目に負担をかける近点作業が眼精疲労の一因

正常なヒトの水晶体は自然な状態では無限遠にピントが合っています。つまり遠方を見ている状態では、毛様体筋のピント調節機能の負担は少なくなっています。逆に近距離の対象物(近点)にピントを合わせるためには、屈折率を増加させるために毛様体筋を緊張させて、レンズ(水晶体)を厚くしなければなりません。

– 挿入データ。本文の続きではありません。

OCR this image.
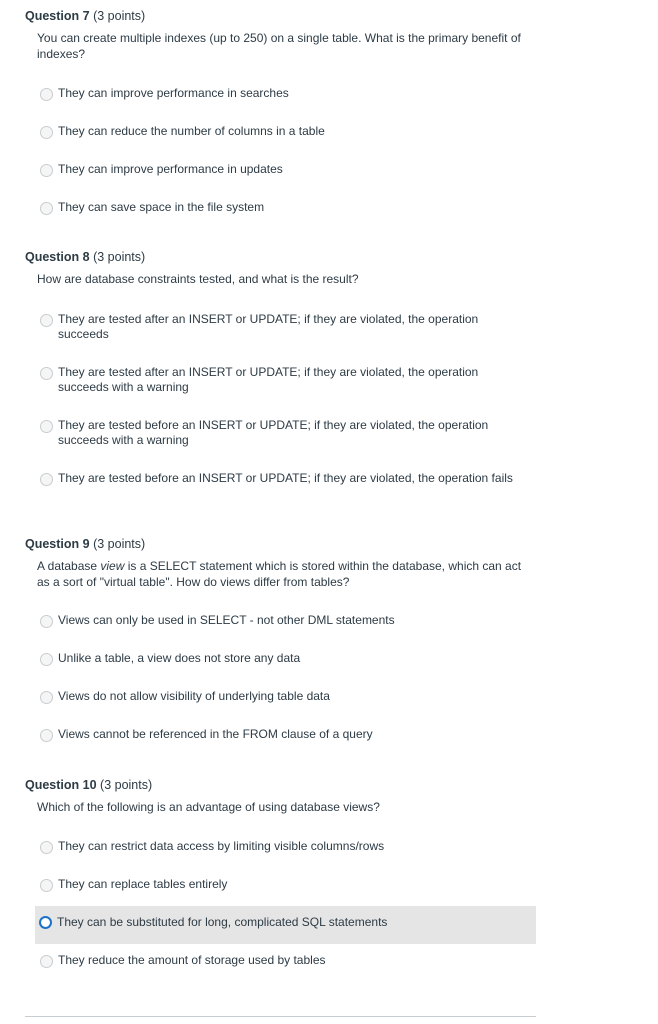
Question 7 (3 points)
You can create multiple indexes (up to 250) on a single table. What is the primary benefit of indexes?
They can improve performance in searches
They can reduce the number of columns in a table
They can improve performance in updates
They can save space in the file system
Question 8 (3 points)
How are database constraints tested, and what is the result?
They are tested after an INSERT or UPDATE; if they are violated, the operation succeeds
They are tested after an INSERT or UPDATE; if they are violated, the operation succeeds with a warning
They are tested before an INSERT or UPDATE; if they are violated, the operation succeeds with a warning
They are tested before an INSERT or UPDATE; if they are violated, the operation fails
Question 9 (3 points)
A database view is a SELECT statement which is stored within the database, which can act as a sort of "virtual table". How do views differ from tables?
Views can only be used in SELECT - not other DML statements
Unlike a table, a view does not store any data
Views do not allow visibility of underlying table data
Views cannot be referenced in the FROM clause of a query
Question 10 (3 points)
Which of the following is an advantage of using database views?
They can restrict data access by limiting visible columns/rows
They can replace tables entirely
They can be substituted for long, complicated SQL statements
They reduce the amount of storage used by tables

パソコンなどモニターを凝視することで、ピントフリーズ状態になってしまうことは「ピントフリーズにカシス」で説明しました。通常は、遠くを見たり凝視を解くことによってピントフリーズ状態は解消されますが、長時間連続的に近点作業を行うことなどで、頻繁にピントフリーズ状態が解消されない状態が続いてしまうと、「眼精疲労」となり、ピント調節機能に悪影響を及ぼす可能性があります。

実験
カシスアントシアニンは眼精疲労も改善するか

カシスアントシアニンにピントフリーズを改善するはたらきがあることは前に説明しましたが、眼精疲労に対してはどうでしょうか?それを調べるために、カシスアントシアニンを摂取したグループと摂取しないグループに分けてパソコンを2時間使用してもらい、首、腕、目、肩、腰の5ヶ所の自覚疲労をチェックしました。

実験
方法
前項の一時的な近視化の抑制効果と同時に、眼精疲労軽減効果の実験も合わせて行ないました。前項の実験の被験者21人に、VAS法で首・頭、腕、目、肩、腰の5ヶ所の自覚疲労をチェックしてもらいました。
結果
2時間のパソコン作業後、カシスアントシアニンを含むドリンクを飲んだ被験者の平均値は、カシスアントシアニンを含まないドリンクを飲んだ被験者の平均値よりも低くなっており、カシスアントシアニンによる自覚疲労の軽減効果が確認できました。とくに目と腰では、有意差が認められました。目以外の部位でも疲労度が軽減されたことは、興味深い結果といえます。

カシスアントシアニンは、末梢血管の血流を活発にし、筋肉の緊張状態を緩和するため、パソコン使用などによる眼精疲労を軽減すると考えられます。